Failed Exchange Protection: How a Deferred Sales Trust Can Be Your Safety Belt for 1031 and 721 Ex
1031 and 721 exchanges can be tricky, and the risks associated with failure can be huge. This article will inform you how a Deferred Sale Trust can act as a possible precaution.
Performing a 1031 or 721 exchange can be a complicated process, and a positive outcome is often dependent on several moving parts aligning. Every exchange is different and will have details to be hammered out. While two groups of professionals can often complete a successful exchange, mature investors also know these exchanges sometimes resolve with unsatisfactory outcomes, or occasionally fall through altogether. This can be completely out of your hands.
A 1031 might fail because a suitable replacement property cannot be found, or because a suitable replacement property fails an inspection at the last minute. This leaves an investor in danger of being on the hook for capital gains tax, which will decrease your non-real estate investment.
To protect against this eventuality, any responsible businessman should have conditions in place that will protect from capital gains tax. When preparing to perform a 1031 or 721 exchange, you should consider a Deferred Sales Trust to act as a safety belt.
To give a short definition, a Deferred Sales Trust is a trust that you establish, and then divest control of your property. A Deferred Sales Trust cannot be managed by a member of your immediate family or someone who has a financial stake in your business. It must be maintained by a separate, certified professional.
A Deferred Sales trust is a flexible, sensible option to choose as a safety belt before performing any 1031 or 721 exchanges. Deferred Sales Trust’s work with a 1031 or 721 exchange like this:
First a trust must be established in which you can transfer your property. Instead of performing the sale yourself, as with a typical 1031, the trust will either perform or complete the sale. The trust will then invest the proceeds from your sale, as directed by you. From a Deferred Sales Trust, you can receive a monthly installment, and you can dictate the amount of the installment depending on your needs. You can also choose to entirely forgo installments.
In this way, if your 1031 or 721 exchange should fall through, the property or assets from the exchange will revert to the trust instead of to you, acting as a safety belt to rescue you from capital gains tax. If this should happen and property or capital is held within the trust, you can always direct the trust to reinvest its holdings or receive monthly payments from the trust. This will allow you to control your capital inflow, and possibly help you dictate the tax bracket into which you will fall.

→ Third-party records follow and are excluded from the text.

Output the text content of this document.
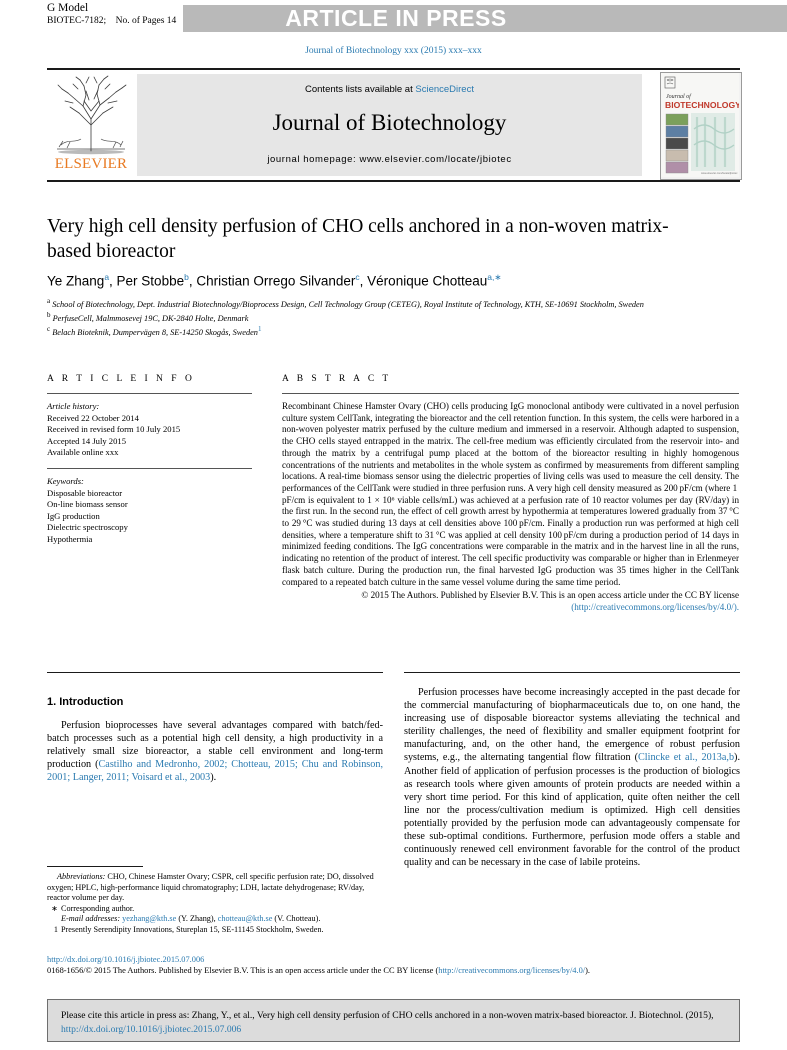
G Model
BIOTEC-7182; No. of Pages 14	ARTICLE IN PRESS
Journal of Biotechnology xxx (2015) xxx–xxx
ELSEVIER
Contents lists available at ScienceDirect
Journal of Biotechnology
journal homepage: www.elsevier.com/locate/jbiotec
Journal of
BIOTECHNOLOGY
www.elsevier.com/locate/jbiotec
Very high cell density perfusion of CHO cells anchored in a non-woven matrix-based bioreactor
Ye Zhang$^a$, Per Stobbe$^b$, Christian Orrego Silvander$^c$, Véronique Chotteau$^{a,∗}$
$^a$ School of Biotechnology, Dept. Industrial Biotechnology/Bioprocess Design, Cell Technology Group (CETEG), Royal Institute of Technology, KTH, SE-10691 Stockholm, Sweden
$^b$ PerfuseCell, Malmmosevej 19C, DK-2840 Holte, Denmark
$^c$ Belach Bioteknik, Dumpervägen 8, SE-14250 Skogås, Sweden$^1$
A R T I C L E I N F O
Article history:
Received 22 October 2014
Received in revised form 10 July 2015
Accepted 14 July 2015
Available online xxx
Keywords:
Disposable bioreactor
On-line biomass sensor
IgG production
Dielectric spectroscopy
Hypothermia
A B S T R A C T
Recombinant Chinese Hamster Ovary (CHO) cells producing IgG monoclonal antibody were cultivated in a novel perfusion culture system CellTank, integrating the bioreactor and the cell retention function. In this system, the cells were harbored in a non-woven polyester matrix perfused by the culture medium and immersed in a reservoir. Although adapted to suspension, the CHO cells stayed entrapped in the matrix. The cell-free medium was efficiently circulated from the reservoir into- and through the matrix by a centrifugal pump placed at the bottom of the bioreactor resulting in highly homogenous concentrations of the nutrients and metabolites in the whole system as confirmed by measurements from different sampling locations. A real-time biomass sensor using the dielectric properties of living cells was used to measure the cell density. The performances of the CellTank were studied in three perfusion runs. A very high cell density measured as 200 pF/cm (where 1 pF/cm is equivalent to 1 × 10⁶ viable cells/mL) was achieved at a perfusion rate of 10 reactor volumes per day (RV/day) in the first run. In the second run, the effect of cell growth arrest by hypothermia at temperatures lowered gradually from 37 °C to 29 °C was studied during 13 days at cell densities above 100 pF/cm. Finally a production run was performed at high cell densities, where a temperature shift to 31 °C was applied at cell density 100 pF/cm during a production period of 14 days in minimized feeding conditions. The IgG concentrations were comparable in the matrix and in the harvest line in all the runs, indicating no retention of the product of interest. The cell specific productivity was comparable or higher than in Erlenmeyer flask batch culture. During the production run, the final harvested IgG production was 35 times higher in the CellTank compared to a repeated batch culture in the same vessel volume during the same time period.
© 2015 The Authors. Published by Elsevier B.V. This is an open access article under the CC BY license
(http://creativecommons.org/licenses/by/4.0/).
1. Introduction

Perfusion bioprocesses have several advantages compared with batch/fed-batch processes such as a potential high cell density, a high productivity in a relatively small size bioreactor, a stable cell environment and long-term production (Castilho and Medronho, 2002; Chotteau, 2015; Chu and Robinson, 2001; Langer, 2011; Voisard et al., 2003).

Perfusion processes have become increasingly accepted in the past decade for the commercial manufacturing of biopharmaceuticals due to, on one hand, the increasing use of disposable bioreactor systems alleviating the technical and sterility challenges, the need of flexibility and smaller equipment footprint for manufacturing, and, on the other hand, the emergence of robust perfusion systems, e.g., the alternating tangential flow filtration (Clincke et al., 2013a,b). Another field of application of perfusion processes is the production of biologics as research tools where given amounts of protein products are needed within a very short time period. For this kind of application, quite often neither the cell line nor the process/cultivation medium is optimized. High cell densities potentially provided by the perfusion mode can advantageously compensate for these sub-optimal conditions. Furthermore, perfusion mode offers a stable and continuously renewed cell environment favorable for the control of the product quality and can be necessary in the case of labile proteins.

Abbreviations: CHO, Chinese Hamster Ovary; CSPR, cell specific perfusion rate; DO, dissolved oxygen; HPLC, high-performance liquid chromatography; LDH, lactate dehydrogenase; RV/day, reactor volume per day.
∗ Corresponding author.
E-mail addresses: yezhang@kth.se (Y. Zhang), chotteau@kth.se (V. Chotteau).
1 Presently Serendipity Innovations, Stureplan 15, SE-11145 Stockholm, Sweden.
http://dx.doi.org/10.1016/j.jbiotec.2015.07.006
0168-1656/© 2015 The Authors. Published by Elsevier B.V. This is an open access article under the CC BY license (http://creativecommons.org/licenses/by/4.0/).
Please cite this article in press as: Zhang, Y., et al., Very high cell density perfusion of CHO cells anchored in a non-woven matrix-based bioreactor. J. Biotechnol. (2015), http://dx.doi.org/10.1016/j.jbiotec.2015.07.006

There are some possible risks or catches to this plan:
The first is that the monthly payments you receive from the trust are taxable. Keep in mind that only part of the payment is taxable rather than the entire payment. The other caution is that you may not be able to defer all the fees associated with depreciation recapture, which in the end would mean that the fees for setting up the Deferred Sales Trust might be higher than the fees for the 1031 exchange. Still, considering the amount of capital gains tax likely to be paid if a 1031 exchange falls through, the Deferred Sales Trust is a sensible safety belt for this complicated transaction.
A 1031 or 721 exchange can be a profitable, savvy, move for an investor to make. However, even its most ardent proponents must acknowledge that there are risks associated. A Deferred Sales Trust is a sensible, flexible way for an investor to minimize those risks and protect themselves from capital gains tax.